The most vigorous individuals, or those which have most successfully struggled with their conditions of life, will generally leave most progeny. But success will often depend on having special weapons or means of defence

 

CHARLES DARWIN,
On the Origin of Species
(1859)

 

ZIMEYSA WAS A nowhere land – no history, no geography, no inhabitants; even its name was an acronym of other places: Zone Industrielle de Meyrin-Satigny. Hoffmann drove between low buildings that seemed to be neither office blocks nor factories but a hybrid of both. What went on here? What was made? It was impossible to say. The skeletal arms of cranes stretched over construction sites and lorry parks deserted for the night. It could have been anywhere in the world. The airport was less than a kilometre to the east. The lights of the terminals imparted a pale glow to a darkening sky corrugated with low cloud. Each time a passenger jet came in low overhead, it sounded like a rolling wave breaking onshore: a thunderous crescendo that set Hoffmann’s nerves on edge, followed by a whining ebb, the landing lights receding like flotsam between the crane spars and flat roofs.
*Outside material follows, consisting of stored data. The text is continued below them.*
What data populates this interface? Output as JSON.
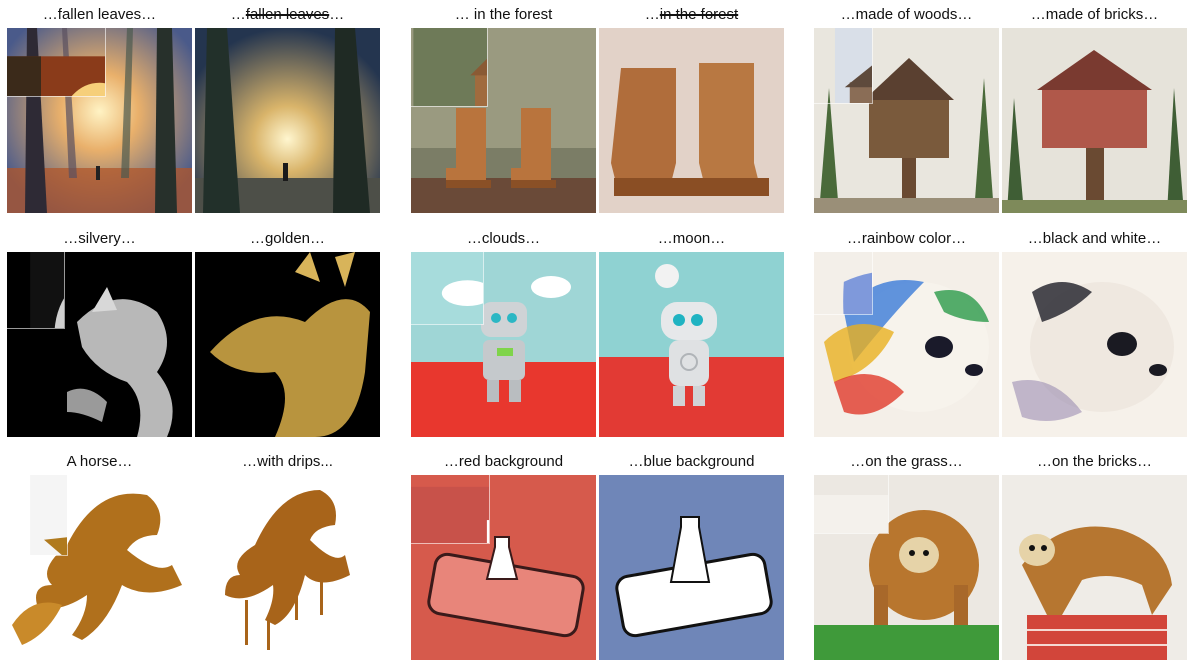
{
  "panels": [
    {
      "caption_prefix": "…",
      "caption_strike": "",
      "caption_main": "fallen leaves…",
      "subject": "misty forest path"
    },
    {
      "caption_prefix": "…",
      "caption_strike": "fallen leaves",
      "caption_main": "…",
      "subject": "misty forest path without leaves"
    },
    {
      "caption_prefix": "… ",
      "caption_strike": "",
      "caption_main": "in the forest",
      "subject": "wooden boots in forest"
    },
    {
      "caption_prefix": "…",
      "caption_strike": "in the forest",
      "caption_main": "",
      "subject": "wooden boots studio"
    },
    {
      "caption_prefix": "…",
      "caption_strike": "",
      "caption_main": "made of woods…",
      "subject": "wooden treehouse"
    },
    {
      "caption_prefix": "…",
      "caption_strike": "",
      "caption_main": "made of bricks…",
      "subject": "brick treehouse"
    },
    {
      "caption_prefix": "…",
      "caption_strike": "",
      "caption_main": "silvery…",
      "subject": "silver dragon"
    },
    {
      "caption_prefix": "…",
      "caption_strike": "",
      "caption_main": "golden…",
      "subject": "golden dragon"
    },
    {
      "caption_prefix": "…",
      "caption_strike": "",
      "caption_main": "clouds…",
      "subject": "robot with clouds"
    },
    {
      "caption_prefix": "…",
      "caption_strike": "",
      "caption_main": "moon…",
      "subject": "robot with moon"
    },
    {
      "caption_prefix": "…",
      "caption_strike": "",
      "caption_main": "rainbow color…",
      "subject": "rainbow panda"
    },
    {
      "caption_prefix": "…",
      "caption_strike": "",
      "caption_main": "black and white…",
      "subject": "black and white panda"
    },
    {
      "caption_prefix": "",
      "caption_strike": "",
      "caption_main": "A horse…",
      "subject": "golden horse"
    },
    {
      "caption_prefix": "…",
      "caption_strike": "",
      "caption_main": "with drips...",
      "subject": "golden horse with drips"
    },
    {
      "caption_prefix": "…",
      "caption_strike": "",
      "caption_main": "red background",
      "subject": "phone vase red"
    },
    {
      "caption_prefix": "…",
      "caption_strike": "",
      "caption_main": "blue background",
      "subject": "phone vase blue"
    },
    {
      "caption_prefix": "…",
      "caption_strike": "",
      "caption_main": "on the grass…",
      "subject": "sloth on grass"
    },
    {
      "caption_prefix": "…",
      "caption_strike": "",
      "caption_main": "on the bricks…",
      "subject": "sloth on bricks"
    }
  ],
  "colors": {
    "background": "#ffffff",
    "caption_text": "#111111"
  }
}
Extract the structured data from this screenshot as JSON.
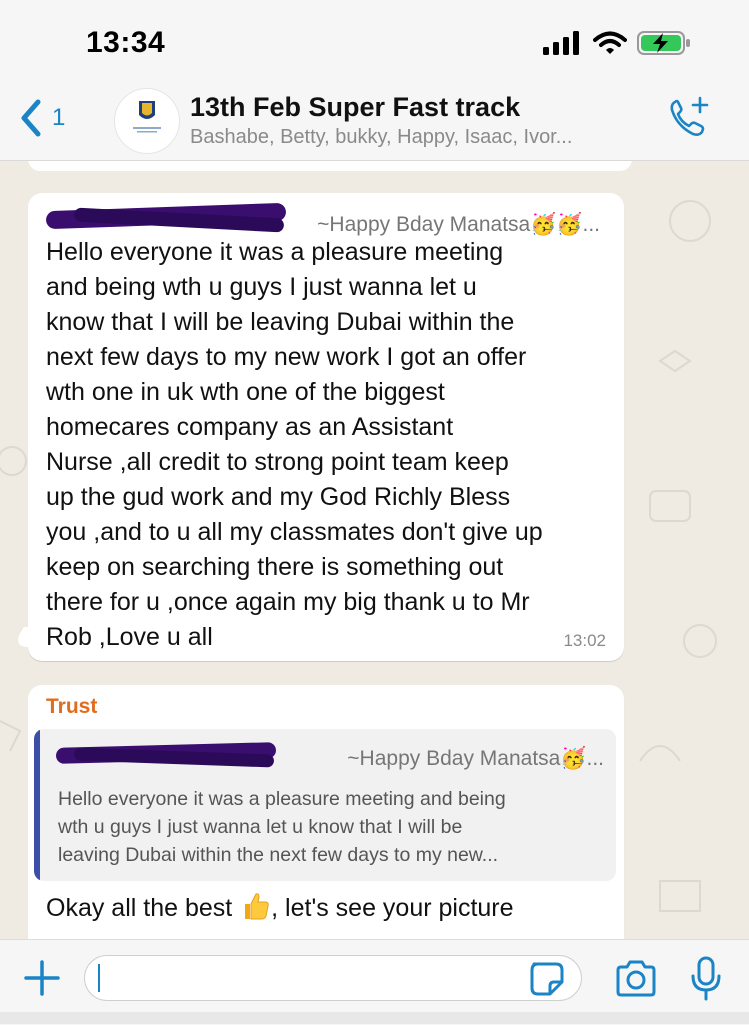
{
  "status_bar": {
    "time": "13:34",
    "icons": [
      "signal-icon",
      "wifi-icon",
      "battery-charging-icon"
    ]
  },
  "header": {
    "back_count": "1",
    "group_name": "13th Feb Super Fast track",
    "participants": "Bashabe, Betty, bukky, Happy, Isaac, Ivor...",
    "call_icon": "add-call-icon"
  },
  "messages": [
    {
      "sender_display": "~Happy Bday Manatsa🥳🥳...",
      "text": "Hello everyone  it was a pleasure  meeting\nand being  wth u guys  I just wanna  let u\nknow  that  I will be leaving  Dubai within the\nnext few  days to my new work I got  an offer\nwth one in uk wth one of  the biggest\nhomecares company as an Assistant\nNurse  ,all credit  to strong  point team  keep\nup the gud work and my God Richly Bless\nyou ,and to u all my classmates don't give up\nkeep  on searching  there is something  out\nthere  for  u ,once again my big thank u to Mr\nRob  ,Love u all",
      "time": "13:02"
    },
    {
      "author": "Trust",
      "quoted_sender": "~Happy Bday Manatsa🥳...",
      "quoted_text": "Hello everyone  it was a pleasure  meeting  and being\nwth u guys  I just wanna  let u know  that  I will be\nleaving  Dubai within the next few  days to my new...",
      "text_before_emoji": "Okay all the best ",
      "text_after_emoji": ", let's see your picture"
    }
  ],
  "input_bar": {
    "placeholder": "",
    "icons": [
      "plus-icon",
      "sticker-icon",
      "camera-icon",
      "microphone-icon"
    ]
  },
  "colors": {
    "accent_blue": "#1a84c6",
    "author_orange": "#e06c1d",
    "quote_bar": "#3b4fa8",
    "chat_background": "#efeae2",
    "battery_green": "#34c759"
  }
}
He treated the BMW with extreme care, driving with his face up close to the windscreen. There were a lot of roadworks, cables being laid, first one lane shut and then the other, creating a chicane. The turning to Route de Clerval was on the right, just past a distribution centre for auto parts – Volvo, Nissan, Honda. He indicated to turn into it. Up ahead on the left was a petrol station. He pulled up at the pumps and went into the shop. CCTV footage shows him hesitating between the aisles, then moving decisively to a section selling jerry cans: red metal, good quality, thirty-five francs each. The video is time-lapsed, making his actions seem jerky, like a marionette’s. He buys five, paying for them in cash. The camera above the till clearly shows the wound on the top of his head. The sales assistant subsequently described him as being in an agitated state. His face and clothes were streaked with grease and oil; there was dried blood in his hair.

Hoffmann said, with a terrible attempt at a smile, ‘What’s with all the roadworks?’
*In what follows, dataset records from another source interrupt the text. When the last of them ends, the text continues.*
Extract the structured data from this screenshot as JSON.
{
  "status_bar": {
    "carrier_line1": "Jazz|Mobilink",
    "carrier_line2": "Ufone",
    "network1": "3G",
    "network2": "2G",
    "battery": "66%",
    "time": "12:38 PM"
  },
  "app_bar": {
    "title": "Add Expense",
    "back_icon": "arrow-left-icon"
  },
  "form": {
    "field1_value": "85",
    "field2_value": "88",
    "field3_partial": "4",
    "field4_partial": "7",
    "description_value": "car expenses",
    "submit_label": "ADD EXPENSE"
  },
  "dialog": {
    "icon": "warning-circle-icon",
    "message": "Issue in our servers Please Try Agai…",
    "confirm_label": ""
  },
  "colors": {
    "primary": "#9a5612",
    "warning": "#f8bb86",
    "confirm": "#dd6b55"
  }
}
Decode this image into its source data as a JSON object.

‘It’s been going on for months,
monsieur
. They’re laying fibre-optic cable.’

Hoffmann went out on to the forecourt with the jerry cans. It took him two trips to carry them to the nearest pump. He began filling them in turn. There were no other customers. He felt horribly exposed standing alone under the fluorescent lights. He could see the sales assistant watching him. Another jet came in to land directly over their heads, making the air tremble. It seemed to shake him from the inside out. He finished filling the last can, opened the rear door of the BMW and shoved it along to the far side of the back seat, stacking all the others in a row after it. He returned to the shop, paid one hundred and sixty-eight francs for the fuel and another twenty-five for a flashlight, two cigarette lighters and three cleaning cloths. Again he paid in cash. He left the shop without looking back.

 

LECLERC HAD BRIEFLY inspected the body at the bottom of the elevator shaft. There was not much to see. It reminded him of a suicide he had once had to deal with at the Cornavin railway station. He had a strong stomach for that kind of thing. It was the unmarked corpses who looked at you as if they should still be breathing that got under his skin: their eyes always seemed so full of reproaches.
Where were you when I needed you?

In the basement he talked briefly to the Austrian businessman whose car Hoffmann had stolen. He was outraged, seemed to hold Leclerc more responsible than the man who had committed the crime – ‘I pay my taxes here, I expect the police to protect me’ and so forth – and Leclerc had been obliged to listen politely. The licence number and description had been circulated as a high priority to every Geneva police officer. The entire building was now being searched and evacuated. Forensics were on their way. Madame Hoffmann had been picked up at the house in Cologny and was being brought over for questioning. The office of the chief of police had been notified: the chief himself was at an official dinner in Zurich, which was a relief. Leclerc was not sure what else he could do.